By Jesse Marks , Hardin Lang | May 2, 2025
Executive Summary
Syria’s transition has reached a moment of great fragility. The jubilation of Assad’s overthrow is still tangible. But the hard realities of the road ahead are now sharply in focus. The country’s ongoing humanitarian and displacement crisis continues to affect millions of Syrians. Large segments of the population remain abroad or subsist in internal displacement camps. The communities from which they fled remain devastated with few if any services.
For over a decade, the United States provided the bulk of the foreign assistance that served as a lifeline to millions of Syrians and helped stabilize communities across the country. Now, the Trump administration has largely cut that lifeline while keeping in place a punishing sanctions regime. Together, these policies threaten to upend Syria’s transition.
Across Syria, aid experts estimate that roughly $237 million in U.S. aid was cut, bringing humanitarian operations to a crawl. While the administration has reportedly moved to restore some of this funding, aid agencies have yet to receive new money and translate it into a resumption in programming. Medical systems are collapsing under fuel and medicine shortages. Food and water distributions have slowed or stopped entirely. Aid officials warn that the collapse in services could drive new waves of displacement across borders or force premature returns to destroyed and insecure areas.
Since December, the UN estimates that 1.4 million people out of an estimated 14 million displaced Syrians have returned to their areas of origin. This includes an estimated 1 million internally displaced people and 370,000 refugees from neighboring countries. Many found their homes in rubble and their communities gutted by years of war and economic collapse. Meanwhile, over 600 civilians have been killed by landmines and UXOs, many of whom were families attempting to return to their homes.
For those dispossessed by regime-linked demographic engineering, there are no viable mechanisms to reclaim land or property. As sectarian tensions persist, the risk of renewed conflict remains. With no credible framework for safe, voluntary return in place, the prospect of sustainable reintegration remains bleak.
Meanwhile Syria’s humanitarian coordination system is in flux. The interim government is piecing together an emerging national framework to guide aid efforts – at times leaning on policies instituted initially by the Assad regime. The United Nations is transitioning from a “Whole of Syria” model with delivery hubs both inside Syria and in neighboring countries to a cluster system run entirely out of Damascus. Finally, the NGO-led aid coordination mechanism in the northeast of the country has been largely defunded by U.S. aid cuts. The resulting situation is sidelining key actors and undermining efforts to deliver to communities in need.
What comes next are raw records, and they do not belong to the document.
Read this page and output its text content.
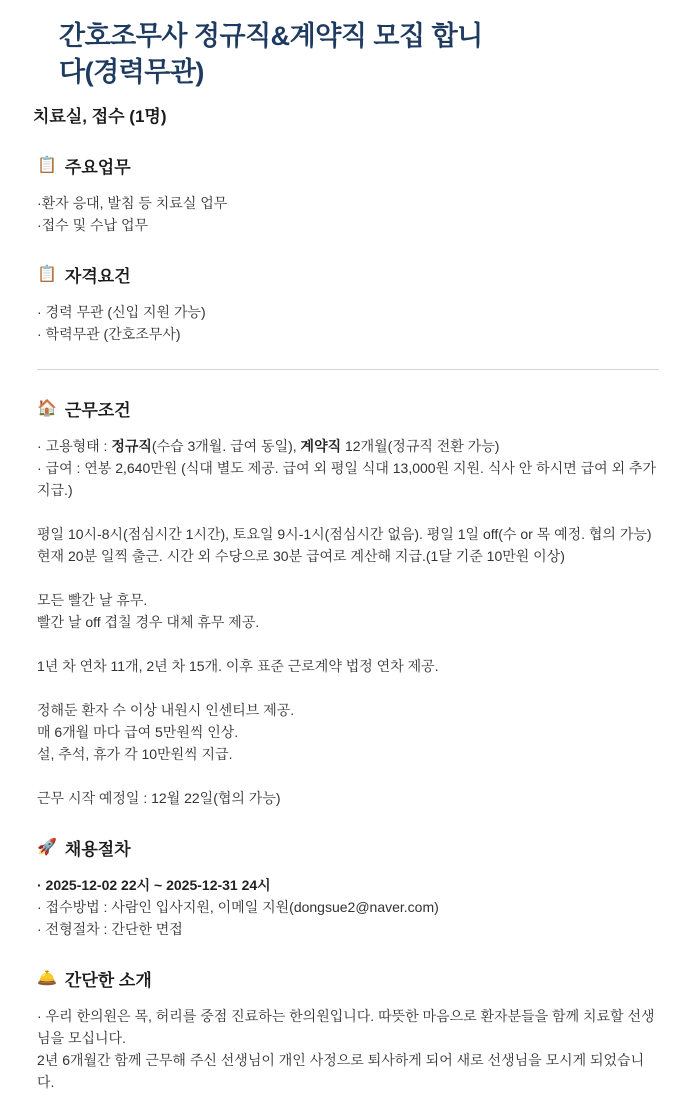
간호조무사 정규직&계약직 모집 합니다(경력무관)
치료실, 접수 (1명)
📋 주요업무

·환자 응대, 발침 등 치료실 업무

·접수 및 수납 업무

📋 자격요건

· 경력 무관 (신입 지원 가능)

· 학력무관 (간호조무사)

🏠 근무조건

· 고용형태 : 정규직(수습 3개월. 급여 동일), 계약직 12개월(정규직 전환 가능)

· 급여 : 연봉 2,640만원 (식대 별도 제공. 급여 외 평일 식대 13,000원 지원. 식사 안 하시면 급여 외 추가 지급.)

평일 10시-8시(점심시간 1시간), 토요일 9시-1시(점심시간 없음). 평일 1일 off(수 or 목 예정. 협의 가능)

현재 20분 일찍 출근. 시간 외 수당으로 30분 급여로 계산해 지급.(1달 기준 10만원 이상)

모든 빨간 날 휴무.

빨간 날 off 겹칠 경우 대체 휴무 제공.

1년 차 연차 11개, 2년 차 15개. 이후 표준 근로계약 법정 연차 제공.

정해둔 환자 수 이상 내원시 인센티브 제공.

매 6개월 마다 급여 5만원씩 인상.

설, 추석, 휴가 각 10만원씩 지급.

근무 시작 예정일 : 12월 22일(협의 가능)

🚀 채용절차

· 2025-12-02 22시 ~ 2025-12-31 24시

· 접수방법 : 사람인 입사지원, 이메일 지원(dongsue2@naver.com)

· 전형절차 : 간단한 면접

🛎️ 간단한 소개

· 우리 한의원은 목, 허리를 중점 진료하는 한의원입니다. 따뜻한 마음으로 환자분들을 함께 치료할 선생님을 모십니다.

2년 6개월간 함께 근무해 주신 선생님이 개인 사정으로 퇴사하게 되어 새로 선생님을 모시게 되었습니다.
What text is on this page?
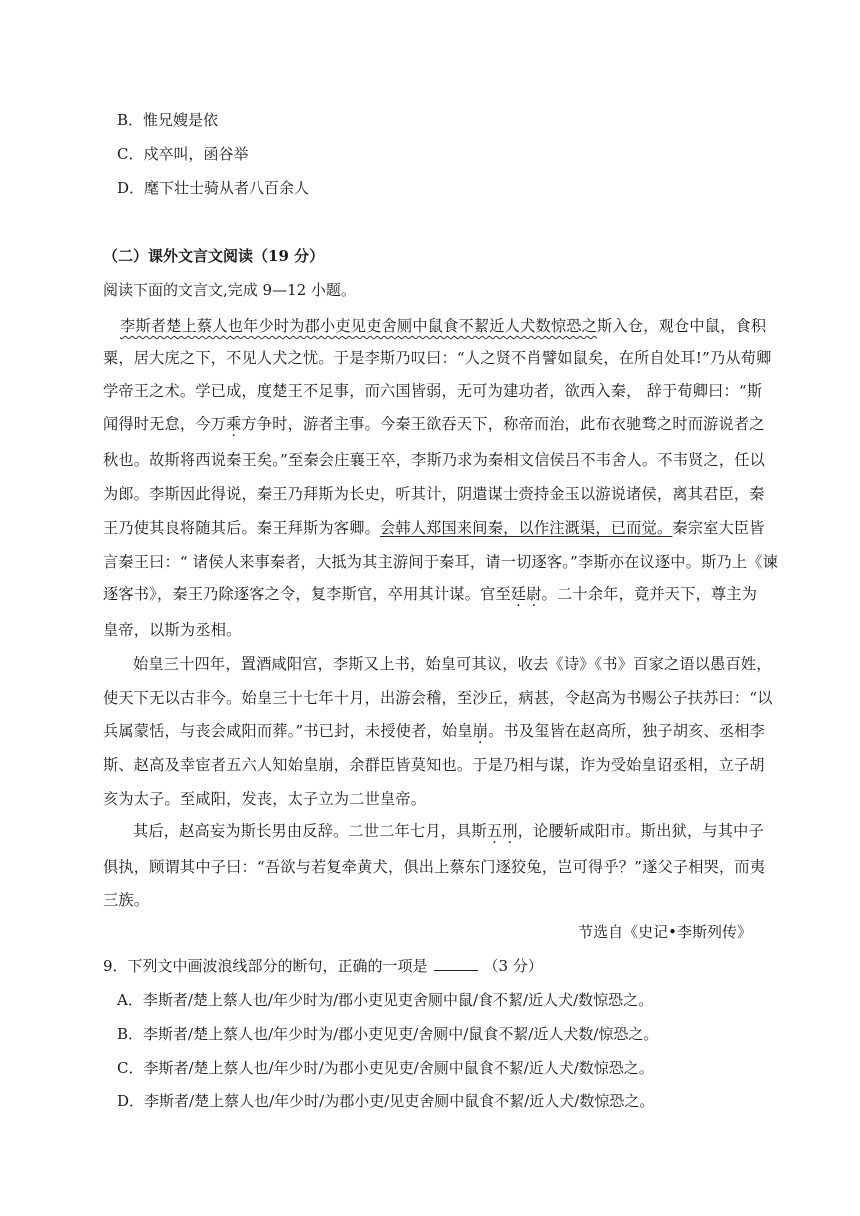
B．惟兄嫂是依
C．戍卒叫，函谷举
D．麾下壮士骑从者八百余人
（二）课外文言文阅读（19 分）
阅读下面的文言文,完成 9—12 小题。
李斯者楚上蔡人也年少时为郡小吏见吏舍厕中鼠食不絜近人犬数惊恐之斯入仓，观仓中鼠，食积
粟，居大庑之下，不见人犬之忧。于是李斯乃叹曰：“人之贤不肖譬如鼠矣，在所自处耳!”乃从荀卿
学帝王之术。学已成，度楚王不足事，而六国皆弱，无可为建功者，欲西入秦， 辞于荀卿曰：“斯
闻得时无怠，今万乘方争时，游者主事。今秦王欲吞天下，称帝而治，此布衣驰骛之时而游说者之
秋也。故斯将西说秦王矣。”至秦会庄襄王卒，李斯乃求为秦相文信侯吕不韦舍人。不韦贤之，任以
为郎。李斯因此得说，秦王乃拜斯为长史，听其计，阴遣谋士赍持金玉以游说诸侯，离其君臣，秦
王乃使其良将随其后。秦王拜斯为客卿。会韩人郑国来间秦，以作注溉渠，已而觉。秦宗室大臣皆
言秦王曰：“ 诸侯人来事秦者，大抵为其主游间于秦耳，请一切逐客。”李斯亦在议逐中。斯乃上《谏
逐客书》，秦王乃除逐客之令，复李斯官，卒用其计谋。官至廷尉。二十余年，竟并天下，尊主为
皇帝，以斯为丞相。
始皇三十四年，置酒咸阳宫，李斯又上书，始皇可其议，收去《诗》《书》百家之语以愚百姓，
使天下无以古非今。始皇三十七年十月，出游会稽，至沙丘，病甚，令赵高为书赐公子扶苏曰：“以
兵属蒙恬，与丧会咸阳而葬。”书已封，未授使者，始皇崩。书及玺皆在赵高所，独子胡亥、丞相李
斯、赵高及幸宦者五六人知始皇崩，余群臣皆莫知也。于是乃相与谋，诈为受始皇诏丞相，立子胡
亥为太子。至咸阳，发丧，太子立为二世皇帝。
其后，赵高妄为斯长男由反辞。二世二年七月，具斯五刑，论腰斩咸阳市。斯出狱，与其中子
俱执，顾谓其中子曰：“吾欲与若复牵黄犬，俱出上蔡东门逐狡兔，岂可得乎？”遂父子相哭，而夷
三族。
节选自《史记•李斯列传》
9．下列文中画波浪线部分的断句，正确的一项是	（3 分）
A．李斯者/楚上蔡人也/年少时为/郡小吏见吏舍厕中鼠/食不絜/近人犬/数惊恐之。
B．李斯者/楚上蔡人也/年少时为/郡小吏见吏/舍厕中/鼠食不絜/近人犬数/惊恐之。
C．李斯者/楚上蔡人也/年少时/为郡小吏见吏/舍厕中鼠食不絜/近人犬/数惊恐之。
D．李斯者/楚上蔡人也/年少时/为郡小吏/见吏舍厕中鼠食不絜/近人犬/数惊恐之。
Meanwhile, comprehensive U.S. sanctions remain in place, exacerbating economic distress, blocking recovery, and contributing to a worsening liquidity crisis. A more targeted approach is needed—one that distinguishes between punitive sanctions on individuals and broader country-level economic restrictions. Easing restrictions on humanitarian transactions, essential goods, and private-sector investment would reduce suffering and bolster U.S. standing. Sanctions relief, if carefully calibrated, could preserve U.S. leverage while offering a lifeline to a country on the brink—advancing both strategic and humanitarian goals. The European Union is already reassessing its sanctions framework to open space for engagement. Without a parallel shift in U.S. policy, American sanctions risk becoming the principal obstacle to international recovery efforts.